Ten Tips to Avoid Thanksgiving Day Disaster
- Stay in the kitchen if you are frying, grilling, or broiling food and keep a fire extinguisher handy. If you leave the kitchen even for a short period of time, turn off the stove.
- If you are simmering, baking, roasting, or boiling food, check it regularly, remain in the home while food is cooking, and use a timer to remind you that you're cooking.
- Clean cooking surfaces on a regular basis to prevent grease build up.
- Keep anything that can catch fire - potholders, wooden utensils, food wrappers, towels or curtains - away from your stovetop.
- Make sure your sleeves are out of the way when cooking. Wear tighter fitting clothing with shorter sleeves.
- Have a "kid-free zone" of at least 3 feet around the stove and areas where hot food or drink is prepared or carried.
- Never hold a child while cooking, drinking or carrying hot food or liquids.
- Turn the handles of pots and pans on the stove inward to avoid accidents.

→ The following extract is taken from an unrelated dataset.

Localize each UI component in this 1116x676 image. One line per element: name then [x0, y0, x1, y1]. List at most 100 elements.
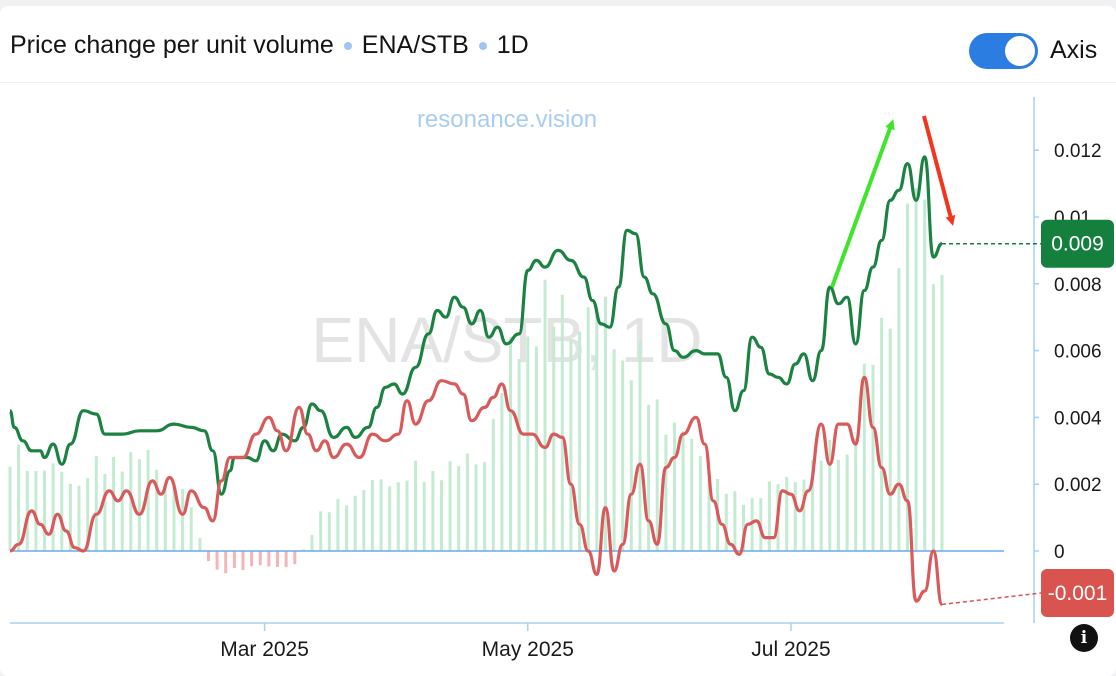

- Smoke alarms save lives. Install a smoke alarm near your kitchen, on each level of your home, near sleeping areas, and inside and outside bedrooms if you sleep with the doors closed. Use the test button to check it each month. Replace all batteries at least once a year.
- If you are deep frying your turkey, before filling your fryer with oil, take into account how much the oil level will rise with the turkey in the fryer to prevent overspill. Also make sure the turkey is completely thawed in the refrigerator for 3 days. Frying a frozen turkey will splatter violently.
Wishing your a safe and happy Thanksgiving from all of us here at Alder & Cox Insurance!